Andre Hanimägi (born 6 June 1989) is an Estonian politician representing the Estonian Centre Party (Estonian: Eesti Keskerakond, EK). Following the 2023 Estonian parliamentary election, he was elected to the Riigikogu.

== Biography ==
Andre Hanimägi was born in Valga, where attended primary and secondary schools. He is a 2008 graduate of Valga Gymnasium. In 2008, he enrolled in the Faculty of Social Sciences at the University of Tartu, graduating in 2011 with a Bachelor's degree in journalism and communication. He received his Master's degree in organizational communication and public relations from Tallinn University. In 2009, and again from 2011 to 2012, he was a reporter for the local Valgamaalane newspaper.

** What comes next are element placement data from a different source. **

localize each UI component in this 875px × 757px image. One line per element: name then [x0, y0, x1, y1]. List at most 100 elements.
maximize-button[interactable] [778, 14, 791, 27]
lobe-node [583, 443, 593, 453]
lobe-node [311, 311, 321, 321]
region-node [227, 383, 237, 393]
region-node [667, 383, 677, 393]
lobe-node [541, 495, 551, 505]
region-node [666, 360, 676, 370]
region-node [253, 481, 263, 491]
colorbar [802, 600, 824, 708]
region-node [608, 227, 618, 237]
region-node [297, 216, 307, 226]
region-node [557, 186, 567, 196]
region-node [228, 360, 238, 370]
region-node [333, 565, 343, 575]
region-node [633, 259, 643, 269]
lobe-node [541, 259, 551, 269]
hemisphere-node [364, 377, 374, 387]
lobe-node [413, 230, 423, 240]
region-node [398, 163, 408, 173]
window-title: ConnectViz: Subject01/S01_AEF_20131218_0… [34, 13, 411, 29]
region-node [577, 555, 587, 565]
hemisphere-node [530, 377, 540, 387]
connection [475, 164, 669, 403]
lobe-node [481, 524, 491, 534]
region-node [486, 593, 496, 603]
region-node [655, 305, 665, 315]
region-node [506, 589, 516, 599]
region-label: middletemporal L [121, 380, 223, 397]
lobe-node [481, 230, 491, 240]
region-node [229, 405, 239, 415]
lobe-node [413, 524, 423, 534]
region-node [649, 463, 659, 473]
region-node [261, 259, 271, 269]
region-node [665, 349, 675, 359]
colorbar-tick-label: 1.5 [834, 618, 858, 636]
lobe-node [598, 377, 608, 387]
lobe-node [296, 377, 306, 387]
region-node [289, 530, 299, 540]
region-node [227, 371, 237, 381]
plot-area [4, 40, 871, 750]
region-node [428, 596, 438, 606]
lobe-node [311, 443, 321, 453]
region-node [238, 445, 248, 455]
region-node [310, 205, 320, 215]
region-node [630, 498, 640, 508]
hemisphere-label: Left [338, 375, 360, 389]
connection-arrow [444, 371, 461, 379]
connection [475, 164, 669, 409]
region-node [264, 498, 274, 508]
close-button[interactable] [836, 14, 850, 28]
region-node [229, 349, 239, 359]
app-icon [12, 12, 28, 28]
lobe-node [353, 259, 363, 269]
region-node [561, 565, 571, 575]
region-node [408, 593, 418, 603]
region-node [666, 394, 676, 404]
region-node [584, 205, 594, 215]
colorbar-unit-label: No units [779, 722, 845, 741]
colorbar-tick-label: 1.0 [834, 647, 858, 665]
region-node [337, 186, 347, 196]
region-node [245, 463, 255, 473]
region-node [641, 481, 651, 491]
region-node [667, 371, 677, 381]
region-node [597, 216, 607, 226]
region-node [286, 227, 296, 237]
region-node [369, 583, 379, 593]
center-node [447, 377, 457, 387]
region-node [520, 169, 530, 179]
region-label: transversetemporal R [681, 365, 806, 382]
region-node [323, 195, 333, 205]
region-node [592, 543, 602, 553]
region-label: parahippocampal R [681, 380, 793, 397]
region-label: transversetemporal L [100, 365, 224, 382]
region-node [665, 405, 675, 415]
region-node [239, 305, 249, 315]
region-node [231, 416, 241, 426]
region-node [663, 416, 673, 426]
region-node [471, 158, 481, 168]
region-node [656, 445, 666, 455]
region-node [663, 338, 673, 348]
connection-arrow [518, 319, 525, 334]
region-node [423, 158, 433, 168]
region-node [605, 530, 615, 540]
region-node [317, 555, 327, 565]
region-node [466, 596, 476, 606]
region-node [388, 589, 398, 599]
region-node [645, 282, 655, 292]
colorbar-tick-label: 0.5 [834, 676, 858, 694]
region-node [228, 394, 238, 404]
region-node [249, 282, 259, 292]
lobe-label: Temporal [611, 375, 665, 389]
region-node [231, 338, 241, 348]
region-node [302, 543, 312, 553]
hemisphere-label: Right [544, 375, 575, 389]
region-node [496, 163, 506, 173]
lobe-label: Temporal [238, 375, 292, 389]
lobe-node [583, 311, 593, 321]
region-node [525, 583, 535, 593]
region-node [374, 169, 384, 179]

In 2010, Hanimägi worked as public relations specialist for the Valga city government. From 2012 to 2016, he was a public relations advisor for the Pirita District Government. From 2016 until 2019, he was an advisor to the Centre Party Riigikogu faction and head of public relations for the Centre Party's non-profit association. From 2019 until 2021, he was the district elder of Haabersti District Government. In 2021, he became the secretary-general of the Centre Party.

He campaigned for election in electoral district no. 1 (Haabersti, Põhja-Tallinn and Kristiine) in the 2023 Estonian parliamentary election of the Riigikogu and collected 466 votes and was elected to XV Riigikogu.

On 5 January 2024, Hanimägi and three other members (Ester Karuse, Jaak Aab and Tanel Kiik) of the 15th Riigikogu announced their departure from the Centre Party and joined the Estonian Social Democratic Party.